Солнечный компас Багнольда
Самостоятельно строить теодолит я не стал – наоборот, купил в Швейцарии теодолит Вильда, настолько совершенный и дорогой, что из-за этого приобретения мне пришлось прервать свой посвященный скалолазанию отпуск и вернуться в Египет. Вскоре я понял, что хватило бы и самого простого инструмента базового уровня, но удовольствие от тонких настроек этой покупки вполне перевешивало те восхождения, которые мне не довелось совершить в Доломитовых Альпах.
Что касается сигналов точного времени, я использовал часы с секундомером и дешевое радио на батарейках, которое иногда позволяло мне услышать отмечавшие очередной час гудки из Хелуанской обсерватории.
Вооружившись всем этим оборудованием, а также «Мореходным альманахом» и «Советами путешественникам» Королевского географического общества, я провел немало ночей, пытаясь понять звездное небо. Сначала Вега, Бетельгейзе, Альдебаран, Кастор и Поллукс не спешили оказаться там, где я планировал их увидеть. Но постепенно звезды стали благосклонны и заняли положенные им места на небосводе. Координаты моего дома в Хавамдии составляли 29 градусов 52 минуты 10 секунд северной широты и 31 градус 14 минут 20 секунд восточной долготы. Вначале я радовался, если согласно звездам и моим расчетам он оказывался в радиусе тридцати километров, а не посреди Атлантики или в пустыне Гоби. Но постепенно я так наловчился, что погрешность счисления составляла не более пяти километров – уже неплохо.

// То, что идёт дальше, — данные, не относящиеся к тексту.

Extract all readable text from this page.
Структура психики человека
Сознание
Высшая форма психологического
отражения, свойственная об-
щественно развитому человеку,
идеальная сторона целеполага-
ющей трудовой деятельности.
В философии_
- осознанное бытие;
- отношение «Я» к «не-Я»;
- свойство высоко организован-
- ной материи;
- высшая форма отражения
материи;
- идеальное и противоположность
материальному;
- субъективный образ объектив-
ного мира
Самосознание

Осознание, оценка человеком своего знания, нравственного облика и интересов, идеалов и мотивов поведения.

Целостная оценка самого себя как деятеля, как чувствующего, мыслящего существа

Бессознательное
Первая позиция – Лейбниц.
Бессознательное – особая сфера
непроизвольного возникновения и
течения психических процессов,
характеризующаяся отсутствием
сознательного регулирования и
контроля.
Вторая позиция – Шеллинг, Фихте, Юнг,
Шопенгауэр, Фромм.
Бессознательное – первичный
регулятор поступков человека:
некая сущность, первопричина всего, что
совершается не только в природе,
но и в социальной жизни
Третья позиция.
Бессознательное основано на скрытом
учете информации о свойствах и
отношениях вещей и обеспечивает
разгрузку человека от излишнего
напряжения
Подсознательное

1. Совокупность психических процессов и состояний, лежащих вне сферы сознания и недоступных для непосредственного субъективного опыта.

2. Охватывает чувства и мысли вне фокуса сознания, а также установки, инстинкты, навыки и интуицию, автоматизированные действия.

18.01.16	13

Для тренировки навыков счисления я чертил на карте маршрут где-то в полторы сотни километров, начинавшийся и заканчивавшийся у внятных ориентиров, и ехал по нему, ориентируясь на солнечный компас и спидометр, стараясь минимально отклоняться от курса. Расстояние между целью на карте и точкой, в которой я реально оказывался в конце поездки, математически буквально отражало точность моих навигационных расчетов. Однажды я финишировал в пятнадцати метрах от ворот моей цели, монастыря Святого Сергия в вади Натрун. Простая удача: в тот раз я был особенно тщателен и потратил целых два дня на двести двадцать километров пути. Но такая точность доказала мне, какой эффективной может быть тщательная навигация по простому счислению. До этого случая мне казалось, что бесконечные часы наблюдения за тенью иглы на диске слоновой кости совсем не гарантируют, что после целого дня езды, взобравшись на очередной холм, я найду на горизонте хотя бы очертания пирамид. Но после этого успеха я обрел уверенность: даже если отклонюсь километров на двадцать в конце сложного перегона, то все равно не потеряюсь.